Por Adelaido Corcino Martínez y Nahum Elias Orocio Alcantara
Observatorio de Conflictos Socioambientales
En México, los ríos contaminados, los bosques convertidos en pastizales y las montañas partidas por la minería no son accidentes ni hechos aislados. Son el reflejo de un fenómeno que hoy amenaza la vida misma y que se ha denominado: ecocidio.
Se trata de la destrucción masiva de ecosistemas, resultado de acciones intencionales o de una negligencia sistemática. Muchas veces, detrás de estos procesos se encuentran proyectos extractivos y de “desarrollo” que colocan la ganancia económica por encima del bienestar de la naturaleza y de las comunidades que dependen de ella.
En nuestro país, el ecocidio no es una abstracción, tiene expresiones concretas que desde el Observatorio de Conflictos Socioambientales (OCSA) de la Universidad Iberoamericana Ciudad de México hemos venido documentando en distintas regiones del país. Los ríos y lagos se envenenan con descargas industriales y agroquímicos, como ocurre en el río Santiago, en Jalisco y Nayarit, o en la Presa Endhó, en Hidalgo, que recibe los desechos del Valle de México, mientras que los ingenios azucareros en Campeche han contaminado el Río Hondo con derrames de melaza y vinaza.
La biodiversidad también sufre un embate constante. La deforestación de más de seis mil hectáreas de selva por el Tren Maya en la península de Yucatán, la pérdida de selva seca a causa del Corredor Interoceánico del Istmo de Tehuantepec y la devastación de manglares en el Malecón Tajamar de Cancún muestran cómo proyectos turísticos e infraestructurales arrasan hábitats y ponen en riesgo especies endémicas.
El suelo, por su parte, se convierte en un depósito de residuos tóxicos.

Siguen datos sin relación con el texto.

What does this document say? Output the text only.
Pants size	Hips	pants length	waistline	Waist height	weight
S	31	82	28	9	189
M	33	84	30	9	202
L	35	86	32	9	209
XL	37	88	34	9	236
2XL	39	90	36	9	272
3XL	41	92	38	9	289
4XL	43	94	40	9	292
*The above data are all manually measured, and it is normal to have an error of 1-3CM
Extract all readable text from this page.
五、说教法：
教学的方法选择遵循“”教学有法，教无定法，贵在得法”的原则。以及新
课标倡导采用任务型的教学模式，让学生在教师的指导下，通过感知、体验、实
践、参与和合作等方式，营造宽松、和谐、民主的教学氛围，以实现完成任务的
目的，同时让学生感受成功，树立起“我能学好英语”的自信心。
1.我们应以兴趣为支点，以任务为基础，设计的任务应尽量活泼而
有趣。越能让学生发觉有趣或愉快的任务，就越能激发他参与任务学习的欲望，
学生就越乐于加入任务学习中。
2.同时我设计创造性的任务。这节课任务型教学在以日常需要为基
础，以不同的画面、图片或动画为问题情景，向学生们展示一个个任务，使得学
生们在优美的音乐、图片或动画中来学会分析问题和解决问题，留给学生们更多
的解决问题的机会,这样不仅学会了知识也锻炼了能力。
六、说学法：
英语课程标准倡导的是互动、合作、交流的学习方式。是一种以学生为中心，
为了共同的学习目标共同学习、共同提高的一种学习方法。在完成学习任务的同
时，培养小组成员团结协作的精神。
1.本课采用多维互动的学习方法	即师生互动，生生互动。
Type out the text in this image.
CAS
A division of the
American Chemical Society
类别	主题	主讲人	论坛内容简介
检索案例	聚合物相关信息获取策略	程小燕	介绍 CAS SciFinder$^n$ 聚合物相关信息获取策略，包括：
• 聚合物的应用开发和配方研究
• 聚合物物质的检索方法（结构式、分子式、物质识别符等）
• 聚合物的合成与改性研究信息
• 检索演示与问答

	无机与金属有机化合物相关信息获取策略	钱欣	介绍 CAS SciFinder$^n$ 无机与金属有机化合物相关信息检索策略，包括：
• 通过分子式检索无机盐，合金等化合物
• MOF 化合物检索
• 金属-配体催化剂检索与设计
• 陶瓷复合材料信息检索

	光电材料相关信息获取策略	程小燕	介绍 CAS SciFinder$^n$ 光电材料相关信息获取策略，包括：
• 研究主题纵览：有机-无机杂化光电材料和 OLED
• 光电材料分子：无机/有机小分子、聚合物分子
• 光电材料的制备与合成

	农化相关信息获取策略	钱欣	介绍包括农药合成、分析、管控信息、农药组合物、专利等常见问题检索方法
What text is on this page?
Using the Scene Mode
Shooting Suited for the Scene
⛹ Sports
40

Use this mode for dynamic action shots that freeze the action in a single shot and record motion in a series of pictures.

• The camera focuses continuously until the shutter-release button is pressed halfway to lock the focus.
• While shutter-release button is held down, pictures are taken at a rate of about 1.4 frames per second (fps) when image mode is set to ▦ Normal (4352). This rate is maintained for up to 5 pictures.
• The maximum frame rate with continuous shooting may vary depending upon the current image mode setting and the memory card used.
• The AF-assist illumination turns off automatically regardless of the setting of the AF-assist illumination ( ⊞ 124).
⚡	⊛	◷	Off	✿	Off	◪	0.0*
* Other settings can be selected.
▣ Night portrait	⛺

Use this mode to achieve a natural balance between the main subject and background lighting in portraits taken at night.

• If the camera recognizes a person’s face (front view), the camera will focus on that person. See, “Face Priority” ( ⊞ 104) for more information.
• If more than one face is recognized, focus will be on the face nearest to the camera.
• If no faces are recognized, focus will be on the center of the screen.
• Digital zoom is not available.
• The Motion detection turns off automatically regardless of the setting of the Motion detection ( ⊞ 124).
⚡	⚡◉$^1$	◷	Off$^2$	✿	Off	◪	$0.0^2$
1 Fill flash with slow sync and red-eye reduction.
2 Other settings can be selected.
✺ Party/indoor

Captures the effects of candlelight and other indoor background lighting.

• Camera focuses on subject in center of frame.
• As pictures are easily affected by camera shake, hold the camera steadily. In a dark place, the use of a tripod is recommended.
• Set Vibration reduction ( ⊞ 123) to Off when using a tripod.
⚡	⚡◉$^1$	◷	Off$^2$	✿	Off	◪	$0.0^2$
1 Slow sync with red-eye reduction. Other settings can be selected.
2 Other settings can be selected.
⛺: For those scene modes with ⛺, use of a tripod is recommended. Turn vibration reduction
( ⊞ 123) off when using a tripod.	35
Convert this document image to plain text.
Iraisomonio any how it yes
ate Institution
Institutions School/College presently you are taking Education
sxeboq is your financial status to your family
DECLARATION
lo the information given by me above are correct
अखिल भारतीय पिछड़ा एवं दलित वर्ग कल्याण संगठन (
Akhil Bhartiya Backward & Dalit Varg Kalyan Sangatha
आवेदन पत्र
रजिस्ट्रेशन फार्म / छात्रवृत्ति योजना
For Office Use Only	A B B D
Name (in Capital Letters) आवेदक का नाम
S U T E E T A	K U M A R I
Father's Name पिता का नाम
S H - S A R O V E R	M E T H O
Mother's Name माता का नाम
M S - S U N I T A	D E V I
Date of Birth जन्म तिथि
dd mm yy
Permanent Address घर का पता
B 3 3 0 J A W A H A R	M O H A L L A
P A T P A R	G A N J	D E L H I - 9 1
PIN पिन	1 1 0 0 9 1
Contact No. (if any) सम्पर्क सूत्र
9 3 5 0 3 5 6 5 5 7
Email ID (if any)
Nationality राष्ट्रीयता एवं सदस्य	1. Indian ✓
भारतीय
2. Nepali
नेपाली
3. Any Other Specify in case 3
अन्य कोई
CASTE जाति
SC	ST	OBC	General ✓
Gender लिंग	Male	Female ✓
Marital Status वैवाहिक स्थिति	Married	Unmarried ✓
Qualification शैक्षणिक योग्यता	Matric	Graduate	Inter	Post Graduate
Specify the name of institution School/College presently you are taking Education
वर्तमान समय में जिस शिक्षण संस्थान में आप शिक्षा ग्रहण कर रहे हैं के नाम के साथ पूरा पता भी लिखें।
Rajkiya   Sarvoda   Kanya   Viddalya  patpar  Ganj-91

En Chihuahua, la empresa Samalayuca Cobre ha dejado contaminación por metales pesados en el Valle de Juárez; en Coahuila, los desechos de la mina Pasta de Conchos han filtrado sustancias nocivas a la tierra; y en el Valle del Yaqui, Sonora, el uso intensivo de agroquímicos ha deteriorado de manera crítica la fertilidad agrícola.
Estos son solo algunos casos que exhiben el ecocidio en nuestro país y que, aunque el término remite a la naturaleza, muestran que sus consecuencias nunca son únicamente ambientales, despojan a las comunidades de agua, alimentos, salud y, con frecuencia, de su derecho a permanecer en sus territorios. Es decir, convierte los daños irreparables en un costo asumido por las poblaciones humanas y otras formas de vida.
Un ejemplo emblemático, aunque lejos de ser único, es el derrame de sulfato de cobre ácido en los ríos Sonora y Bacanuchi en 2014. Más de 40 millones de litros de desechos tóxicos fueron vertidos al agua, afectando gravemente a la flora y fauna, así como a siete comunidades que habitan a lo largo del cauce. Sus medios de vida, su salud y su acceso al agua limpia siguen comprometidos, 11 años después, la reparación sigue sin ser sufiente frente a las negligencias que lo ocasionaron.
Nombrar el ecocidio importa porque desplaza la narrativa de lo anecdótico a lo estructural. Significa reconocer que detrás de cada “accidente ambiental” hay decisiones políticas, intereses económicos y un marco legal que permite que los daños se normalicen como inevitables. Hablar de ecocidio es señalar responsabilidades, evidenciar fallas institucionales y cuestionar un modelo de desarrollo que convierte la devastación ambiental en regla y no en excepción.